4. Antijen sunumu:Bozunma süreci sırasında makrofaj, bağışıklık sistemi tarafından tanınabilen küçük moleküller olan patojenin antijenlerini parçalar ve işler. Bu işlenmiş antijenler daha sonra makrofajın hücre yüzeyinde ana doku uyumluluk kompleksi (MHC) molekülleri ile birlikte görüntülenir. Antijenlerin bu sunumu, T lenfositleri gibi diğer bağışıklık hücrelerinin patojeni tanımasına ve ona yanıt vermesine olanak tanır.
5. Efektör fonksiyonları:Sunulan antijenler tarafından aktive edildikten sonra, T lenfositleri ve diğer bağışıklık hücreleri, patojeni daha da ortadan kaldırmak için çeşitli efektör fonksiyonlarını ortaya çıkarabilir. Bu, enfeksiyon bölgesine ek bağışıklık hücreleri toplayan sitokinlerin ve kemokinlerin salınmasının yanı sıra enfekte hücrelerin doğrudan öldürülmesini de içerebilir.

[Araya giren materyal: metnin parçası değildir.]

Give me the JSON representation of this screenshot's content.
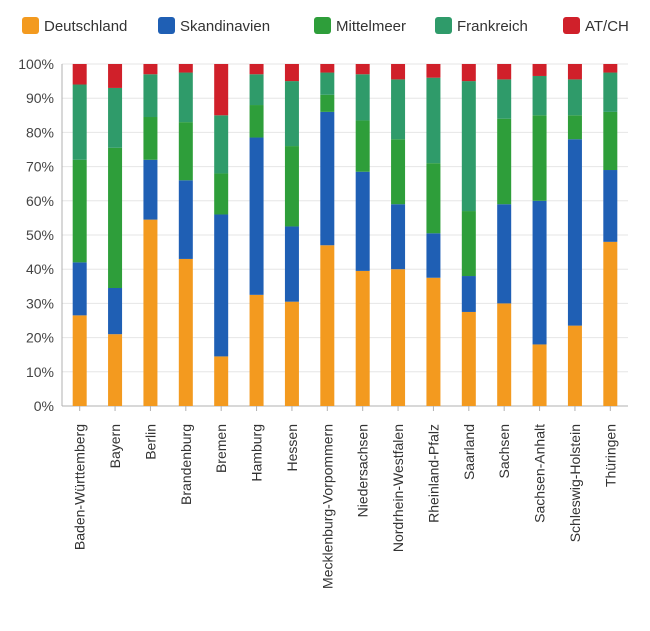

6. Temizleme:Patojen parçalandıktan sonra, kalıntılar ve hücresel kalıntılar sonunda makrofaj tarafından ekzositoz veya diğer hücresel işlemler yoluyla uzaklaştırılır. Bu, enfeksiyonun temizlenmesine ve doku homeostazisinin yeniden sağlanmasına yardımcı olur.
Makrofajların patojenleri sindirme, öldürme ve işleme yeteneği, vücudun enfeksiyonlara karşı savunması için gereklidir. Bu hücreler, istilacı mikroorganizmalara karşı ilk savunma hattı olarak hareket ederek ve enfeksiyonu ortadan kaldırmak için sonraki bağışıklık tepkilerini başlatarak hem doğuştan hem de edinilmiş bağışıklık yanıtlarında kritik bir rol oynar.